RNA-Seq bioinformatics among the open source software projects awarded funding from the Chan Zuckerberg Initiative

The Chan Zuckerberg Initiative (CZI) announced $3.8 million in funding for 23 grants to support open source software projects essential to biomedical research, enabling software maintenance, growth, development, and community engagement. As part of CZI’s Essential Open Source Software for Science program, this announcement brings CZI’s total commitment to funding scientific open source to $8.8 million.

Open source software is crucial to modern scientific research, advancing biology and medicine while providing reproducibility and transparency. Yet even the most widely-used research software often lacks dedicated funding. With these grants, awardees will be able to hire additional developers, improve documentation, address usability, improve compatibility, onboard contributors, convene communities, and more.

“Hundreds of thousands of scientists each day use open source software to carry out their research,” said CZI Head of Science Cori Bargmann. “Scientists deserve better tools, and we’re helping to meet that need by supporting open source projects that will advance biomedical science and foster greater access to critical software.”

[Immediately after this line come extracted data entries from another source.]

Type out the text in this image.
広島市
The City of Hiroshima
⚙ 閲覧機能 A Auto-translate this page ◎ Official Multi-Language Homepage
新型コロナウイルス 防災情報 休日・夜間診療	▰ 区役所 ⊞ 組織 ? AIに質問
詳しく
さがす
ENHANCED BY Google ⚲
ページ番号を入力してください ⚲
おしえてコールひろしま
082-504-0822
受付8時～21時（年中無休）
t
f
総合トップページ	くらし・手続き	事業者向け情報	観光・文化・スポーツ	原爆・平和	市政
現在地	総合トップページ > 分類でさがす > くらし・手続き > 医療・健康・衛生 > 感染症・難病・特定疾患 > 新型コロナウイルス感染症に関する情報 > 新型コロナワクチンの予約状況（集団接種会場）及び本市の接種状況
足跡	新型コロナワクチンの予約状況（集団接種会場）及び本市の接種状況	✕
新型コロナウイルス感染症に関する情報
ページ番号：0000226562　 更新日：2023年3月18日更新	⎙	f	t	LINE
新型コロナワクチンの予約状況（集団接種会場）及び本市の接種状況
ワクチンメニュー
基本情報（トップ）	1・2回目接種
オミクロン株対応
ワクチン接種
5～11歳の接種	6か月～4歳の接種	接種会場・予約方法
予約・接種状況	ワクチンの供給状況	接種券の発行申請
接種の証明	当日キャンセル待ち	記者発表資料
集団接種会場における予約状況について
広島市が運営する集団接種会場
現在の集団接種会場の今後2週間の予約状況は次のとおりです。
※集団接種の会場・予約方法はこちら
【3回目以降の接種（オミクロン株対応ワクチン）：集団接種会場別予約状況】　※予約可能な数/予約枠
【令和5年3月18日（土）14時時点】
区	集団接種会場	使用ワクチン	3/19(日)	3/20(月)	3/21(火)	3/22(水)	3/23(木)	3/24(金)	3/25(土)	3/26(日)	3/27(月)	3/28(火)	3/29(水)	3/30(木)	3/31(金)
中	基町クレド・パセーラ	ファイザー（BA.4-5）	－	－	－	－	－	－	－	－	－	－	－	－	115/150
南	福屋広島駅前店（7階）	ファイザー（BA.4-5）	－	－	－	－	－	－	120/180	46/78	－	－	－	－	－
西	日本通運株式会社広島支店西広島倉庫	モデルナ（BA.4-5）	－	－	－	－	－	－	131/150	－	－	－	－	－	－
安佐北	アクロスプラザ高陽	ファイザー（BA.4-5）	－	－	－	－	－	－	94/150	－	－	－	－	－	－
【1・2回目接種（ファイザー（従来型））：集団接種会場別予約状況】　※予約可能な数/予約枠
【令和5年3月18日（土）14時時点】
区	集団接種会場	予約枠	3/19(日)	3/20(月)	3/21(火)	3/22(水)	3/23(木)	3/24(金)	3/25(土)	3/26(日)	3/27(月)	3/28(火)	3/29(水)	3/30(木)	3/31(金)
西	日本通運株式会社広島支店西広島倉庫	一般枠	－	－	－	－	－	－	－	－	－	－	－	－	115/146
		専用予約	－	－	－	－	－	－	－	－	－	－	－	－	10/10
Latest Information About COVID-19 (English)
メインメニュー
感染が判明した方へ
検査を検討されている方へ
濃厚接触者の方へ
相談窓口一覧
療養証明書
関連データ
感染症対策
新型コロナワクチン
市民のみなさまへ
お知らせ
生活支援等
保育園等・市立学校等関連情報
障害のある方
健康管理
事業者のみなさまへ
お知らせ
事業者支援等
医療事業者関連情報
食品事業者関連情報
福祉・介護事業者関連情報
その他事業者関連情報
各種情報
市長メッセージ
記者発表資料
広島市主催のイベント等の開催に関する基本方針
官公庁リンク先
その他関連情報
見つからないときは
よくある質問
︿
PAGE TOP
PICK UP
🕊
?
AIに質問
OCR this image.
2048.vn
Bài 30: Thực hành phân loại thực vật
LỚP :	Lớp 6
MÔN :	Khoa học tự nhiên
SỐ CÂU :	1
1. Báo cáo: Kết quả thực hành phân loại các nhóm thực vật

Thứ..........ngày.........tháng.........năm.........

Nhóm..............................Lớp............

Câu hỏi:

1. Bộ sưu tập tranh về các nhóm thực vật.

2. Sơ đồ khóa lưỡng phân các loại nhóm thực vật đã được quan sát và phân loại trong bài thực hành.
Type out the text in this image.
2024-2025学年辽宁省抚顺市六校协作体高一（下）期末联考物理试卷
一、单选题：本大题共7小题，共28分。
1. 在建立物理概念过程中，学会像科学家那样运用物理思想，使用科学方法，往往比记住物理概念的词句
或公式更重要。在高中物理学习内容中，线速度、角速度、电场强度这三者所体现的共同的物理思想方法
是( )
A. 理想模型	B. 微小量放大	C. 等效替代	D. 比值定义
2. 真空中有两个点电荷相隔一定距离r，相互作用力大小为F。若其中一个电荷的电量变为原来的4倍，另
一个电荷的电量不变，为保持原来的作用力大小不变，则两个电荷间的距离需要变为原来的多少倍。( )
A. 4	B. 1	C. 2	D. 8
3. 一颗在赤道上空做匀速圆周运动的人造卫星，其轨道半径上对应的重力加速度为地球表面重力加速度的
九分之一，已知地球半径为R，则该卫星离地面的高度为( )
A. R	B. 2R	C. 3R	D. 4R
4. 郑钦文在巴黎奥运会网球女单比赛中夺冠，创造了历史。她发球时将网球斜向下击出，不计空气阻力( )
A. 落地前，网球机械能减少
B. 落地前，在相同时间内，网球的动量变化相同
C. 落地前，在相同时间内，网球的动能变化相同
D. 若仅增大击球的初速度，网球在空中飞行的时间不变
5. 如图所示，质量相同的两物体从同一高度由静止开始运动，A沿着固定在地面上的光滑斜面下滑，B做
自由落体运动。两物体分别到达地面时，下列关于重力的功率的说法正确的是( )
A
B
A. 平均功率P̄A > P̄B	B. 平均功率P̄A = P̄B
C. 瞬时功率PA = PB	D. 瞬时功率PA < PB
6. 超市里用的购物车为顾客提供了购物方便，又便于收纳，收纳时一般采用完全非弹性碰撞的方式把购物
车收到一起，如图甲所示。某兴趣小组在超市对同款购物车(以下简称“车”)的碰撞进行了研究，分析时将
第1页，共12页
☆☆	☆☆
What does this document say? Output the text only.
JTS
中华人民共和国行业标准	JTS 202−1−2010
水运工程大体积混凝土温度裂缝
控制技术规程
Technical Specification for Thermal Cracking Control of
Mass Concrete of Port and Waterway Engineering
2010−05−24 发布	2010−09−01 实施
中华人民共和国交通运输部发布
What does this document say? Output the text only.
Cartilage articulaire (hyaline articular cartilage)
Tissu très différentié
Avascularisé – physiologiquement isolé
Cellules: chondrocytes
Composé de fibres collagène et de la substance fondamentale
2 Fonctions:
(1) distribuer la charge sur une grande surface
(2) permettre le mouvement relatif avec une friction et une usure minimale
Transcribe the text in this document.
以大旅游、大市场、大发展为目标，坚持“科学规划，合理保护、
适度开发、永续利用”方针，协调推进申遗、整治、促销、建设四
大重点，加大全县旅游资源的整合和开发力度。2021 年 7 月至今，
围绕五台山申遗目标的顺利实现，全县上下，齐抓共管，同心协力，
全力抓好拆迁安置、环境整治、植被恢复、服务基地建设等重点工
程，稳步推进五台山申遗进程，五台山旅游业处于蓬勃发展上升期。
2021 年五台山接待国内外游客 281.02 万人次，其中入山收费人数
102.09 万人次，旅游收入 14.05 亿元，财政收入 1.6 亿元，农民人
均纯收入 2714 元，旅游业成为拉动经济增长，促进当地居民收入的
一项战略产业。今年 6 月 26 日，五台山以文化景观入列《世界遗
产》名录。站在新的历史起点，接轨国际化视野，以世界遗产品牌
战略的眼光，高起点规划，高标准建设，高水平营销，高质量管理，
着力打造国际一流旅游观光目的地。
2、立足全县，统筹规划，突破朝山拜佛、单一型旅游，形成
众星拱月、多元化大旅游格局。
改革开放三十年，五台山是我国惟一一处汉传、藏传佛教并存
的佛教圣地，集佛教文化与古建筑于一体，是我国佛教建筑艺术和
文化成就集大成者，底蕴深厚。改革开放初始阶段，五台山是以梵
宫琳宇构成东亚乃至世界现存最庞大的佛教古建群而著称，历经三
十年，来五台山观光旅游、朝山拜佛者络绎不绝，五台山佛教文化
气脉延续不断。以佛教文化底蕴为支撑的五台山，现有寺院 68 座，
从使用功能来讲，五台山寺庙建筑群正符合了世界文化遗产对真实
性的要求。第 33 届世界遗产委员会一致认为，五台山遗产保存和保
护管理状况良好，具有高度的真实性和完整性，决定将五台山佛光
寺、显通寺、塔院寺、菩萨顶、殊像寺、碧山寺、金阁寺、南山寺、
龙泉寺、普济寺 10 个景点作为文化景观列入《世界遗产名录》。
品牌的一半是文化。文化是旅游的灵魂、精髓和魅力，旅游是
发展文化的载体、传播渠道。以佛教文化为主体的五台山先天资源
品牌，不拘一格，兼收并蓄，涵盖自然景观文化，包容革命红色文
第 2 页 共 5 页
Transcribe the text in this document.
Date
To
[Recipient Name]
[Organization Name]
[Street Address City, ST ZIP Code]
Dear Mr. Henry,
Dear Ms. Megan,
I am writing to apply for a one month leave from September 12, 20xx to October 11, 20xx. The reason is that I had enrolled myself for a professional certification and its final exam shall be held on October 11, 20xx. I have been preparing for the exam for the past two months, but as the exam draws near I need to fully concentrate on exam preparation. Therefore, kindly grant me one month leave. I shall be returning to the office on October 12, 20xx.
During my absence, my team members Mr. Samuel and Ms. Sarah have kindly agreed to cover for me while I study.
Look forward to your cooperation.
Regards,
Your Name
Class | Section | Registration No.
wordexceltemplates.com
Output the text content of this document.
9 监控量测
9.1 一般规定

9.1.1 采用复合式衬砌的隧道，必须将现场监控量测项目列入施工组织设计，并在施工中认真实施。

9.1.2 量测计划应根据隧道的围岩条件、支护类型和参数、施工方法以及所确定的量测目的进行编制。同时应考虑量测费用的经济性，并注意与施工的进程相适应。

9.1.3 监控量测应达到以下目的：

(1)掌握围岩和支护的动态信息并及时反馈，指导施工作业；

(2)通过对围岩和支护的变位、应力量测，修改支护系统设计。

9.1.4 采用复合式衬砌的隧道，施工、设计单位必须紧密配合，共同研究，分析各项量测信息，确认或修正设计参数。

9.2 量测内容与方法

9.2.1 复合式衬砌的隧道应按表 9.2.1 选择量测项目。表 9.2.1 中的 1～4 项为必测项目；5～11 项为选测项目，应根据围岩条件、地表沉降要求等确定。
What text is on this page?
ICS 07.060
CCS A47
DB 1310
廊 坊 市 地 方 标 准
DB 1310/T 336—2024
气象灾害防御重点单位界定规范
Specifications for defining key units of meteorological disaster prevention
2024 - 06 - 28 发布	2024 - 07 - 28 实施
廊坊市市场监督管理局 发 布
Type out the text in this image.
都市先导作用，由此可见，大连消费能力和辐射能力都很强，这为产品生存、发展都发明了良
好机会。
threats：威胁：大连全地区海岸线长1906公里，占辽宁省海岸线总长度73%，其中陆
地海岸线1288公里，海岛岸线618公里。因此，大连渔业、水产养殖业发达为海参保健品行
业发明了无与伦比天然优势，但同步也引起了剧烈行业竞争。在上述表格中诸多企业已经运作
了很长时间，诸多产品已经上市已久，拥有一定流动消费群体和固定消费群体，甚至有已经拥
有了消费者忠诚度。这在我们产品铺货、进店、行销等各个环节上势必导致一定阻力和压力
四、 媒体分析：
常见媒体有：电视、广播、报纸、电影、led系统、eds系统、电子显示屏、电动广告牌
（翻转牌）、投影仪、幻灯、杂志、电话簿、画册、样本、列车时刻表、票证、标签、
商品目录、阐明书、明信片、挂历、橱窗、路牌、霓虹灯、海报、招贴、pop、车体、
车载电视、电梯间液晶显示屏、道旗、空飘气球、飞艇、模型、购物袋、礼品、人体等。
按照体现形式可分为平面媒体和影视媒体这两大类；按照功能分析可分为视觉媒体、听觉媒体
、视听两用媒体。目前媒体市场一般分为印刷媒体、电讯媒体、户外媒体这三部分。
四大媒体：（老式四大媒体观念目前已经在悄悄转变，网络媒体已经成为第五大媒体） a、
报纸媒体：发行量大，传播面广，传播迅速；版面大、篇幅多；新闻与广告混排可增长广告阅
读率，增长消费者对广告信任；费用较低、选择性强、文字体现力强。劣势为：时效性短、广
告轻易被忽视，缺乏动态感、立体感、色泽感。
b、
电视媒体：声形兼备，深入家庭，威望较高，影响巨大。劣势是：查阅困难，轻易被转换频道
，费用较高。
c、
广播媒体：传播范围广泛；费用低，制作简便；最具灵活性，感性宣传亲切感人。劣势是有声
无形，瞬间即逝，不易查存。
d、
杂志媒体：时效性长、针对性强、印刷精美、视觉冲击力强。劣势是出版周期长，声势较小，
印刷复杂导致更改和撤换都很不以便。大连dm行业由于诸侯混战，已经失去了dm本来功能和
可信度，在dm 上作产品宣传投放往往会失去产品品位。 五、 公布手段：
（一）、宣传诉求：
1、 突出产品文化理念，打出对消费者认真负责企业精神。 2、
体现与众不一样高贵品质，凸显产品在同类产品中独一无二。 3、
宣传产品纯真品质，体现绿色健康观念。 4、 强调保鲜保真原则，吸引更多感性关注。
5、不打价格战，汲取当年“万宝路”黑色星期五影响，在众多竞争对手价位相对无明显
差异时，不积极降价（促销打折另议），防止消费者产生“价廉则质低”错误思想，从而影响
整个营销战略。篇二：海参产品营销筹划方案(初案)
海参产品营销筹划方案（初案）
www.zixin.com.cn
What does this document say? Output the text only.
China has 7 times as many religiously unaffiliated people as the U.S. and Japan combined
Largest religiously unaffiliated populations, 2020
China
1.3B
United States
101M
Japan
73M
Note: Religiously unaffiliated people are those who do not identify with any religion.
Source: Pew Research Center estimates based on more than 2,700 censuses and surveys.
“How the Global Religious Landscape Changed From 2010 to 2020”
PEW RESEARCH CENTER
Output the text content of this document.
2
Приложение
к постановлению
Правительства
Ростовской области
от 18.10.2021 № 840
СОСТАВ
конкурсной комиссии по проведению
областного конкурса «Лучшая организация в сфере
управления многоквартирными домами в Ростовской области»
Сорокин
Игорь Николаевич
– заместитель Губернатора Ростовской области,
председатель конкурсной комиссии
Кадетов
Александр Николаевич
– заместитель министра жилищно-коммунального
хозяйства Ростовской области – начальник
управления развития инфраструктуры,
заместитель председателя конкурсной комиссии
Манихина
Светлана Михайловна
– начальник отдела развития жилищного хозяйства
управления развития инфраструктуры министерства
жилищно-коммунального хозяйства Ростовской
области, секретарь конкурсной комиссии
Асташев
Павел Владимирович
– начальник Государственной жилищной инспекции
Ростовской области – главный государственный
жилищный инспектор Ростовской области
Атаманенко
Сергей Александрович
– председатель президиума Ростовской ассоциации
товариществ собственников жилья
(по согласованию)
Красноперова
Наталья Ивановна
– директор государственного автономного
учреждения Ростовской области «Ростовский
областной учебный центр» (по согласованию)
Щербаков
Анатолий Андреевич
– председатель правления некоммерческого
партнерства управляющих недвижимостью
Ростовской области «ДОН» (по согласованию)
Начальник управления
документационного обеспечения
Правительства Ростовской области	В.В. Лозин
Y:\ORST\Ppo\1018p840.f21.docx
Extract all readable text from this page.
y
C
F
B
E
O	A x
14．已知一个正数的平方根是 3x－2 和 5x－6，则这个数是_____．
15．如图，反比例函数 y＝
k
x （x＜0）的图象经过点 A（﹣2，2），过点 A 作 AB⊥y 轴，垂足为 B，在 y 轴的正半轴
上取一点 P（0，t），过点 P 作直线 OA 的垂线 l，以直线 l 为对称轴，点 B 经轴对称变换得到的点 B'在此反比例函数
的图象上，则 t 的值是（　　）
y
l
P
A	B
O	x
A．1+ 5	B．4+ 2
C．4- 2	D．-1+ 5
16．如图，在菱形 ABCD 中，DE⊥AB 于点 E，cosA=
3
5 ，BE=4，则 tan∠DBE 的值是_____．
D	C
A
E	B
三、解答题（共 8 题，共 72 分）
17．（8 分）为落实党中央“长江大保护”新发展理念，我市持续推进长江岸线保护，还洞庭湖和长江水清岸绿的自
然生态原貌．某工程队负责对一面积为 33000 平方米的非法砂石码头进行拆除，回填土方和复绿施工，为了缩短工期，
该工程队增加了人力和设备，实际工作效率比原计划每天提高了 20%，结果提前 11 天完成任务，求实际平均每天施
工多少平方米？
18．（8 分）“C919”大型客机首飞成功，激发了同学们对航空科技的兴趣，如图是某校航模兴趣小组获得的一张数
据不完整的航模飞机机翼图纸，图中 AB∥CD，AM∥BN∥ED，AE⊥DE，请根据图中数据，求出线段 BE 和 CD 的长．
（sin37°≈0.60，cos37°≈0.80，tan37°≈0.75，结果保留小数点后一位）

This new series of grants expands the reach of the EOSS program to now include open source tools used in clinical medicine, two established libraries for biomedical workflows and pipelines, foundational support for real-time collaboration in notebooks, and widely used libraries to accelerate data analysis via parallel computing, graph analysis, and multidimensional data representation. Funds will also support important tools used in single cell biology, bioinformatics, genomics, imaging, and neuroscience.

Maintenance and Improvement of Validated, Community Developed NGS Analyses
bcbio-nextgen – Rory Kirchner (Harvard Chan School of Public Health)
To improve the bcbio-nextgen toolkit, focusing on maintaining existing variant calling functionality and extending support for structural and RNA-seq variant analyses.

Open Source Software for Bulk and Single-Cell RNA-seq
Kallisto – Lior Pachter (California Institute of Technology)
To support development, outreach, and user support for the kallisto RNA-seq and single-cell RNA-seq software project.

View the full list of grantees.

CZI staff will further support awarded projects by convening grantee meetings and connecting open source software developers to technical experts, scientists, and one another, including other CZI-funded grantees and members of the broader scientific community.

CZI supports several areas of basic science and technology with the goal of making it possible to cure, prevent, or manage all diseases by the end of this century. The Essential Open Source Software program aims to support software tools in service of this mission through a series of RFAs. Today’s grant announcement represents the second cycle of the program, and CZI will invite applications for a third distinct cycle opening June 16, 2020.

Applications can request funding between $50,000 and $250,000 total costs. CZI will solicit applications for software projects that are essential to biomedical research, have demonstrated impact, and can show potential for continued improvement. CZI will consider two broad categories of projects:

  • Domain-specific software for analyzing, visualizing, and otherwise working with the specific data types that arise in biomedical science (e.g., genomic sequences, microscopy images, and molecular structures); and
  • Foundational tools and infrastructure that enable a wide variety of downstream software across several domains of science and computational research (e.g. numerical computation, data structures, workflows, and reproducibility). Foundational tools must have demonstrated impact on some area(s) of biomedical research.